Romania’s proposed changes to its second pillar pension system will impose “disproportionate capital requirements” on providers, PensionsEurope has warned. 

In a strongly worded statement issued jointly with the Romanian pension fund association APAPR, the European pension fund lobby group supported Romanian stakeholders’ recent criticism of the government’s reform plans.

“[The] pension reform… envisages new disproportionate capital requirements for pension funds which PensionsEurope finds highly political and devastating for the Romanian pension system,” the statement said.

APAPR president Radu Craciun added: “The new 10% capital requirements would mean that pension fund managers need to put aside an additional estimate of €800m, 11 times the current capital requirements and almost twice as much as all fees charged by the pension schemes in the 11 years of operation.”

Talking to IPE earlier this month, the Romanian CFA Society warned of a “de-facto nationalisation” of the second pillar by the reform.
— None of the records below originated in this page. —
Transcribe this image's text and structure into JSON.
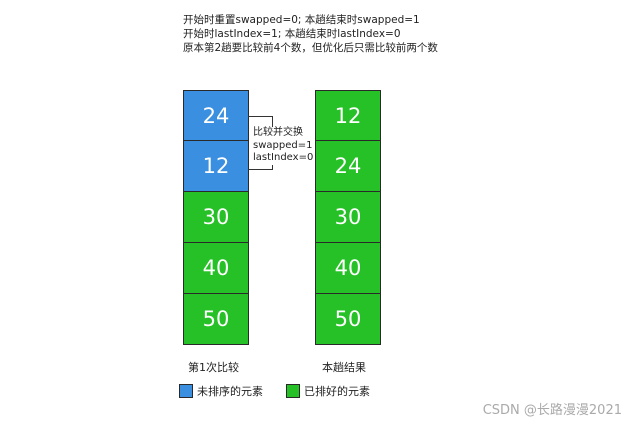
{
  "notes": [
    "开始时重置swapped=0; 本趟结束时swapped=1",
    "开始时lastIndex=1; 本趟结束时lastIndex=0",
    "原本第2趟要比较前4个数，但优化后只需比较前两个数"
  ],
  "left_column": {
    "label": "第1次比较",
    "cells": [
      {
        "value": "24",
        "state": "unsorted"
      },
      {
        "value": "12",
        "state": "unsorted"
      },
      {
        "value": "30",
        "state": "sorted"
      },
      {
        "value": "40",
        "state": "sorted"
      },
      {
        "value": "50",
        "state": "sorted"
      }
    ]
  },
  "right_column": {
    "label": "本趟结果",
    "cells": [
      {
        "value": "12",
        "state": "sorted"
      },
      {
        "value": "24",
        "state": "sorted"
      },
      {
        "value": "30",
        "state": "sorted"
      },
      {
        "value": "40",
        "state": "sorted"
      },
      {
        "value": "50",
        "state": "sorted"
      }
    ]
  },
  "annotation": [
    "比较并交换",
    "swapped=1",
    "lastIndex=0"
  ],
  "legend": {
    "unsorted": {
      "label": "未排序的元素",
      "color": "#3a8fe0"
    },
    "sorted": {
      "label": "已排好的元素",
      "color": "#26c027"
    }
  },
  "watermark": "CSDN @长路漫漫2021"
}
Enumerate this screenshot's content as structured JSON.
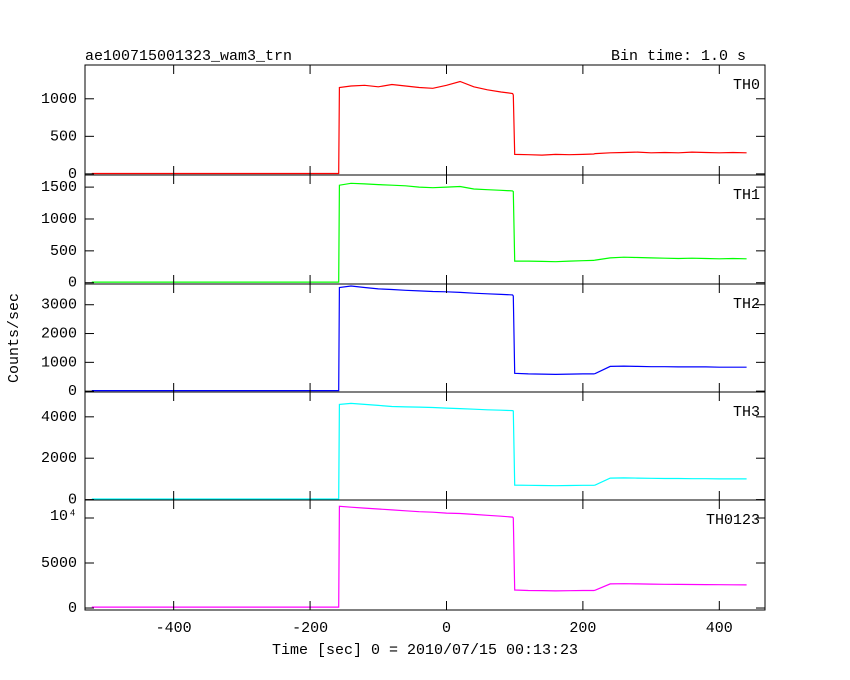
{
  "chart_data": [
    {
      "type": "line",
      "title": "ae100715001323_wam3_trn",
      "subtitle": "Bin time: 1.0 s",
      "x": [
        -520,
        -400,
        -300,
        -200,
        -158,
        -157,
        -140,
        -120,
        -100,
        -80,
        -60,
        -40,
        -20,
        0,
        20,
        40,
        60,
        80,
        97,
        98,
        100,
        120,
        140,
        160,
        180,
        200,
        216,
        218,
        240,
        260,
        280,
        300,
        320,
        340,
        360,
        380,
        400,
        420,
        440
      ],
      "series": [
        {
          "name": "TH0",
          "color": "#ff0000",
          "values": [
            5,
            5,
            5,
            5,
            5,
            1150,
            1170,
            1180,
            1160,
            1190,
            1170,
            1150,
            1140,
            1180,
            1230,
            1160,
            1120,
            1090,
            1070,
            1050,
            260,
            255,
            250,
            260,
            255,
            260,
            265,
            270,
            280,
            285,
            290,
            280,
            285,
            280,
            290,
            285,
            280,
            285,
            280
          ]
        }
      ],
      "xlim": [
        -530,
        467
      ],
      "xticks": [
        -400,
        -200,
        0,
        200,
        400
      ],
      "ylim": [
        -15,
        1450
      ],
      "yticks": [
        0,
        500,
        1000
      ]
    },
    {
      "type": "line",
      "x": [
        -520,
        -400,
        -300,
        -200,
        -158,
        -157,
        -140,
        -120,
        -100,
        -80,
        -60,
        -40,
        -20,
        0,
        20,
        40,
        60,
        80,
        97,
        98,
        100,
        120,
        140,
        160,
        180,
        200,
        216,
        218,
        240,
        260,
        280,
        300,
        320,
        340,
        360,
        380,
        400,
        420,
        440
      ],
      "series": [
        {
          "name": "TH1",
          "color": "#00ff00",
          "values": [
            10,
            10,
            10,
            10,
            10,
            1530,
            1560,
            1550,
            1540,
            1530,
            1520,
            1500,
            1490,
            1500,
            1510,
            1470,
            1460,
            1450,
            1440,
            1430,
            340,
            340,
            335,
            330,
            340,
            345,
            350,
            355,
            390,
            400,
            395,
            390,
            385,
            380,
            385,
            380,
            375,
            380,
            375
          ]
        }
      ],
      "xlim": [
        -530,
        467
      ],
      "xticks": [
        -400,
        -200,
        0,
        200,
        400
      ],
      "ylim": [
        -20,
        1690
      ],
      "yticks": [
        0,
        500,
        1000,
        1500
      ]
    },
    {
      "type": "line",
      "ylabel": "Counts/sec",
      "x": [
        -520,
        -400,
        -300,
        -200,
        -158,
        -157,
        -140,
        -120,
        -100,
        -80,
        -60,
        -40,
        -20,
        0,
        20,
        40,
        60,
        80,
        97,
        98,
        100,
        120,
        140,
        160,
        180,
        200,
        216,
        218,
        240,
        260,
        280,
        300,
        320,
        340,
        360,
        380,
        400,
        420,
        440
      ],
      "series": [
        {
          "name": "TH2",
          "color": "#0000ff",
          "values": [
            20,
            20,
            20,
            20,
            20,
            3600,
            3650,
            3600,
            3550,
            3530,
            3500,
            3480,
            3460,
            3450,
            3430,
            3400,
            3380,
            3360,
            3340,
            3300,
            620,
            600,
            590,
            580,
            590,
            600,
            600,
            610,
            860,
            870,
            860,
            850,
            850,
            840,
            840,
            840,
            830,
            830,
            830
          ]
        }
      ],
      "xlim": [
        -530,
        467
      ],
      "xticks": [
        -400,
        -200,
        0,
        200,
        400
      ],
      "ylim": [
        -30,
        3720
      ],
      "yticks": [
        0,
        1000,
        2000,
        3000
      ]
    },
    {
      "type": "line",
      "x": [
        -520,
        -400,
        -300,
        -200,
        -158,
        -157,
        -140,
        -120,
        -100,
        -80,
        -60,
        -40,
        -20,
        0,
        20,
        40,
        60,
        80,
        97,
        98,
        100,
        120,
        140,
        160,
        180,
        200,
        216,
        218,
        240,
        260,
        280,
        300,
        320,
        340,
        360,
        380,
        400,
        420,
        440
      ],
      "series": [
        {
          "name": "TH3",
          "color": "#00ffff",
          "values": [
            30,
            30,
            30,
            30,
            30,
            4600,
            4650,
            4600,
            4550,
            4500,
            4480,
            4470,
            4450,
            4420,
            4400,
            4370,
            4340,
            4320,
            4300,
            4280,
            700,
            690,
            680,
            670,
            680,
            690,
            690,
            700,
            1040,
            1050,
            1040,
            1030,
            1020,
            1020,
            1010,
            1010,
            1000,
            1000,
            1000
          ]
        }
      ],
      "xlim": [
        -530,
        467
      ],
      "xticks": [
        -400,
        -200,
        0,
        200,
        400
      ],
      "ylim": [
        -20,
        5200
      ],
      "yticks": [
        0,
        2000,
        4000
      ]
    },
    {
      "type": "line",
      "xlabel": "Time [sec] 0 = 2010/07/15 00:13:23",
      "x": [
        -520,
        -400,
        -300,
        -200,
        -158,
        -157,
        -140,
        -120,
        -100,
        -80,
        -60,
        -40,
        -20,
        0,
        20,
        40,
        60,
        80,
        97,
        98,
        100,
        120,
        140,
        160,
        180,
        200,
        216,
        218,
        240,
        260,
        280,
        300,
        320,
        340,
        360,
        380,
        400,
        420,
        440
      ],
      "series": [
        {
          "name": "TH0123",
          "color": "#ff00ff",
          "values": [
            100,
            100,
            100,
            100,
            100,
            11300,
            11200,
            11100,
            11000,
            10900,
            10800,
            10700,
            10650,
            10550,
            10500,
            10400,
            10300,
            10200,
            10100,
            10000,
            2000,
            1950,
            1930,
            1900,
            1920,
            1950,
            1950,
            1980,
            2680,
            2700,
            2680,
            2660,
            2640,
            2620,
            2610,
            2600,
            2590,
            2580,
            2570
          ]
        }
      ],
      "xlim": [
        -530,
        467
      ],
      "xticks": [
        -400,
        -200,
        0,
        200,
        400
      ],
      "ylim": [
        -220,
        12000
      ],
      "yticks": [
        0,
        5000,
        {
          "value": 10000,
          "label": "10⁴"
        }
      ]
    }
  ]
}
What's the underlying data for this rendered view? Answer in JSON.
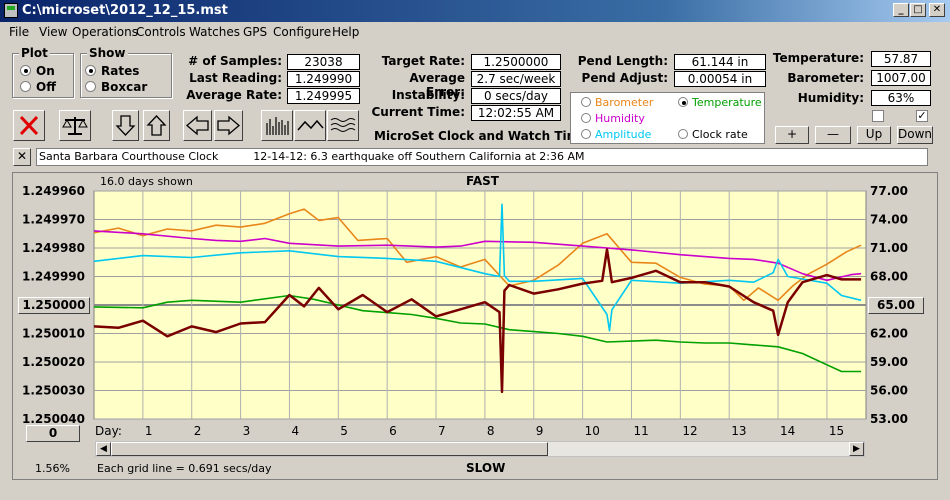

PensionsEurope called on the Romanian government to “withdraw its plan” for the new capital requirements.

Implementing this measure would “devastate the current stability and good results” of the Romanian second pillar’s mandatory defined contribution (DC) plans, said Matti Leppälä, CEO of PensionsEurope.

Combined with other reform proposals, this would “destroy Romanian second pillar DC pension plans”, added Leppälä.

Over the past decade, Romanian second pillar pension funds have been among the best performers in Europe with over 8% annualised nominal returns after fees, by mainly investing in government debt.

Additional criticism came from the Romanian financial market regulator ASF, which warned that the high level of capital requirements “can discourage the administration side of these privately managed pension funds”.

This in turn could lead to providers withdrawing from the market, the regulatory body warned.